この場合はどこにpodspecを置くかが問題となります.
- podspecを書いてPullRequestを送る
- forkして自分のリポジトリに持ってきてpodspecを書く.
- gistにpodspecを置いてそれを参照する.
イチバンかっこいいのは1.の方法ですね. なんかあまりメンテナンスされていない気がするなら2. の方法で自分でメンテしてあげるのもアリです. いずれにしてもこれらの方法であれば上に書いた自作ライブラリの方法がつかえます.
1.と2.どちらもちょっと...という場合はgist上にpodspecを書いてしまいましょう.
MyLibrary.podspecというファイル名でgistを書いたら、rawリンクをコピーしておきます.
Podfileは以下のように書きます.
pod 'MyLibrary', :podspec => 'https://gist.github.com/username/abc...xyz/raw/abc...xyz/MyLibrary.podspec'
これでgitst上のpodspecを参照してよろしくインストールしてくれます. (参考)
3. ソースが公開されていないライブラリを管理する
広告SDKなどソースコードが公開されておらず、
コンパイル済みバイナリ(.aファイル)とヘッダーがzipでまとめて配布されている、
そんなパターンもよくあります.
この場合はどうすればいいでしょう?
自作ライブラリのように、
リポジトリを用意して自分のzipを展開したファイルと自分で書いたpodspecを置いてやる...というのもできますが、
(プライベートならまだしも)公開リポジトリに置くのはライセンス的に抵抗があります.

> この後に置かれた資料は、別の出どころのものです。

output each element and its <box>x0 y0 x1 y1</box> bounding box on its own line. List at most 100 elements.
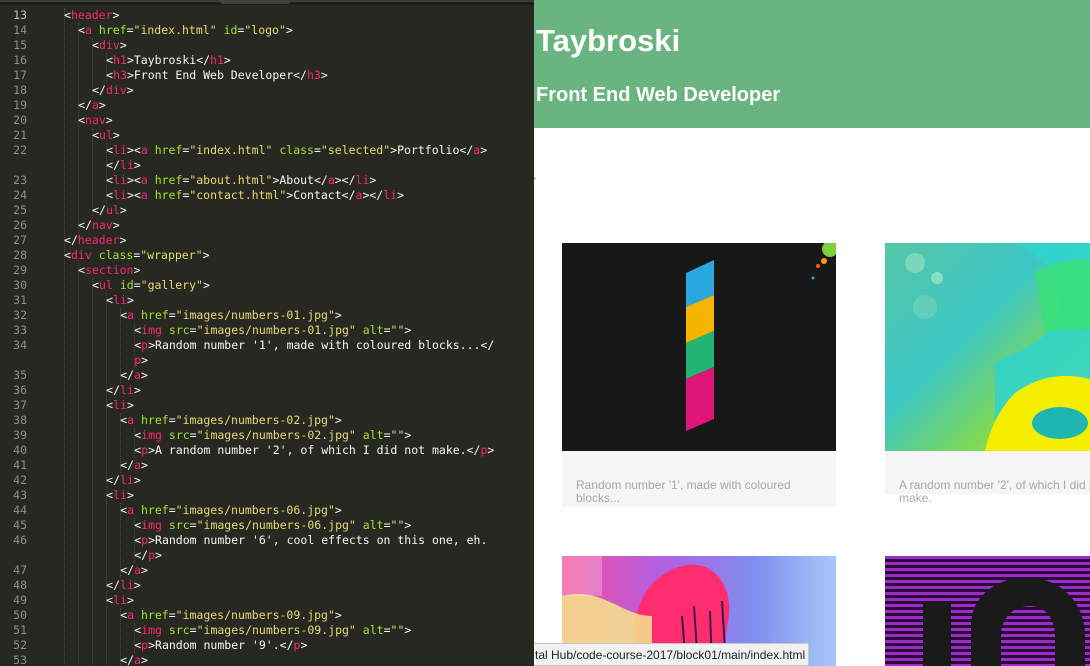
code-token: href <box>154 143 183 157</box>
code-line[interactable]: <h1>Taybroski</h1> <box>106 53 231 68</box>
site-logo-title[interactable]: Taybroski <box>536 17 680 65</box>
code-line[interactable]: <div> <box>92 38 127 53</box>
code-editor-pane[interactable]: 13 14 15 16 17 18 19 20 21 22 23 24 25 26 27 28 29 30 31 32… <box>0 0 534 666</box>
gallery-item[interactable]: A random number '2', of which I did not … <box>885 243 1090 505</box>
code-line[interactable]: <header> <box>64 8 119 23</box>
code-token: </ <box>64 233 78 247</box>
code-line[interactable]: <section> <box>78 263 140 278</box>
code-line[interactable]: <li> <box>106 293 134 308</box>
code-token: > <box>126 83 134 97</box>
code-line[interactable]: </li> <box>106 473 141 488</box>
gallery-thumbnail[interactable] <box>562 243 836 451</box>
code-line[interactable]: <img src="images/numbers-02.jpg" alt=""> <box>134 428 411 443</box>
code-token: </ <box>120 458 135 472</box>
code-token: li <box>120 578 134 592</box>
code-line[interactable]: <a href="images/numbers-06.jpg"> <box>120 503 342 518</box>
code-line[interactable]: </p> <box>134 548 162 563</box>
code-line[interactable]: </a> <box>120 653 148 666</box>
code-token: > <box>140 563 148 577</box>
code-token: > <box>404 428 412 442</box>
code-line[interactable]: <p>A random number '2', of which I did n… <box>134 443 494 458</box>
code-line[interactable]: </a> <box>120 563 148 578</box>
code-token: img <box>141 323 162 337</box>
number-2-image <box>905 243 1090 451</box>
code-line[interactable]: <li> <box>106 593 134 608</box>
code-line[interactable]: <a href="images/numbers-02.jpg"> <box>120 413 342 428</box>
code-line[interactable]: </a> <box>120 368 148 383</box>
line-number: 42 <box>13 473 27 487</box>
code-line[interactable]: <p>Random number '6', cool effects on th… <box>134 533 487 548</box>
code-line[interactable]: <li><a href="about.html">About</a></li> <box>106 173 376 188</box>
code-token: = <box>383 428 391 442</box>
code-token: > <box>334 503 342 517</box>
line-number: 44 <box>13 503 27 517</box>
code-line[interactable]: </a> <box>120 458 148 473</box>
gallery-thumbnail[interactable] <box>885 556 1090 666</box>
editor-tab-handle[interactable] <box>220 0 290 4</box>
code-token: li <box>113 173 127 187</box>
code-line[interactable]: <a href="images/numbers-01.jpg"> <box>120 308 342 323</box>
code-line[interactable]: <div class="wrapper"> <box>64 248 209 263</box>
gallery-caption: Random number '1', made with coloured bl… <box>576 478 791 505</box>
code-token: > <box>369 173 377 187</box>
code-line[interactable]: </nav> <box>78 218 120 233</box>
site-subtitle[interactable]: Front End Web Developer <box>536 80 780 110</box>
code-token: src <box>168 323 190 337</box>
code-token: p <box>148 548 156 562</box>
code-line[interactable]: <h3>Front End Web Developer</h3> <box>106 68 328 83</box>
code-line[interactable]: </header> <box>64 233 126 248</box>
code-line[interactable]: </li> <box>106 383 141 398</box>
code-token: src <box>168 623 190 637</box>
code-line[interactable]: <ul id="gallery"> <box>92 278 210 293</box>
code-token: > <box>285 23 293 37</box>
code-line[interactable]: p> <box>134 353 148 368</box>
code-line[interactable]: </div> <box>92 83 134 98</box>
code-token: > <box>140 653 148 666</box>
code-line[interactable]: </li> <box>106 578 141 593</box>
code-token: section <box>85 263 134 277</box>
line-number: 15 <box>13 38 27 52</box>
code-token: >Portfolio</ <box>390 143 474 157</box>
line-number: 46 <box>13 533 27 547</box>
code-token: a <box>134 653 141 666</box>
code-line[interactable]: <li> <box>106 398 134 413</box>
code-token: > <box>112 218 120 232</box>
line-number: 34 <box>13 338 27 352</box>
code-line[interactable]: <img src="images/numbers-09.jpg" alt=""> <box>134 623 411 638</box>
line-number: 49 <box>13 593 27 607</box>
code-line[interactable]: </ul> <box>92 203 127 218</box>
code-line[interactable]: <img src="images/numbers-01.jpg" alt=""> <box>134 323 411 338</box>
code-token: = <box>189 428 197 442</box>
gallery-item[interactable] <box>885 556 1090 666</box>
gallery-thumbnail[interactable] <box>885 243 1090 451</box>
code-token: li <box>120 383 134 397</box>
code-line[interactable]: <li> <box>106 488 134 503</box>
code-token: = <box>168 608 176 622</box>
code-line[interactable]: <p>Random number '1', made with coloured… <box>134 338 494 353</box>
code-line[interactable]: <li><a href="contact.html">Contact</a></… <box>106 188 404 203</box>
code-line[interactable]: </a> <box>78 98 106 113</box>
line-number: 38 <box>13 413 27 427</box>
code-line[interactable]: <ul> <box>92 128 120 143</box>
code-line[interactable]: </li> <box>106 158 141 173</box>
code-token: > <box>320 68 328 82</box>
code-line[interactable]: <li><a href="index.html" class="selected… <box>106 143 487 158</box>
line-number: 33 <box>13 323 27 337</box>
code-token: < <box>64 8 71 22</box>
gallery-item[interactable]: Random number '1', made with coloured bl… <box>562 243 836 507</box>
code-line[interactable]: <a href="images/numbers-09.jpg"> <box>120 608 342 623</box>
code-token: div <box>70 248 92 262</box>
code-token: > <box>404 623 412 637</box>
code-token: li <box>113 398 127 412</box>
code-token: ul <box>99 128 113 142</box>
code-token: nav <box>85 113 106 127</box>
code-line[interactable]: <nav> <box>78 113 113 128</box>
code-token: = <box>189 623 197 637</box>
code-token: > <box>112 8 120 22</box>
line-number: 35 <box>13 368 27 382</box>
line-number: 25 <box>13 203 27 217</box>
code-line[interactable]: <a href="index.html" id="logo"> <box>78 23 293 38</box>
code-token: ></ <box>334 173 356 187</box>
code-line[interactable]: <p>Random number '9'.</p> <box>134 638 307 653</box>
code-line[interactable]: <img src="images/numbers-06.jpg" alt=""> <box>134 518 411 533</box>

実はCocoapodsではソースの指定にはgit以外にもsubversion, mercurial, httpでのDLが指定できます.
もしzipファイルのダウンロードリンクがわかっているのであれば、
httpでファイルをDLした後、これを展開してやればいいのです.
Pod::Spec.new do |s|
# zipファイルのURLと、`:flatten => true`を指定する.
s.source = { :http => "https://example.com/path/to/AnySDK.zip", :flatten => true }
# ヘッダーファイルを指定する.
s.source_files = 'AnySDK/**/*.h'
# コンパイル済みバイナリを指定する.
s.preserve_paths = 'AnySDK/**/*.a'
# ヘッダーパスを指定しておくとコード補完などしてくれて便利.
s.xcconfig = { 'LIBRARY_SEARCH_PATHS' => '"$(PODS_ROOT)/AnySDK/**"' }
end
s.source
のところで httpを指定した上で :flatten => true
オプションをつけること、
コンパイル済みバイナリを s.preserve_paths
で指定するところがポイントになります.
このファイルをgistにアップするなどして参照すればこれまでと同様pod install
で導入できるようになります.
もし、zipファイルのDLすらわからない場合はどうすればいいでしょう?
(試してはいませんが)DropboxにファイルをアップしておきそのDLリンクを使用することでいけるはずです.
まとめ
というわけで、マスターリポジトリに用意されていないライブラリもCocoapodsで管理するためのtipsを紹介しました.
毎回ファイルをコピーして...という煩雑な作業はやめてこれからはすべてのライブラリをCocoapodsで管理しましょう.
※ 誤った記述などあればコメントから指摘していただければと思います.
おまけ
podspecを作成する再、毎回gistのファイル書き換えたりしているとすごく手間です.
正常に導入できるようになるまでは、ライブラリを導入するPodfileに
pod 'AnySDK', :podspec => './local/path/to/AnySDK.podspec'
のようにローカルのpodspecファイルを指定しておき、編集を繰り返しながら作成すると良いです.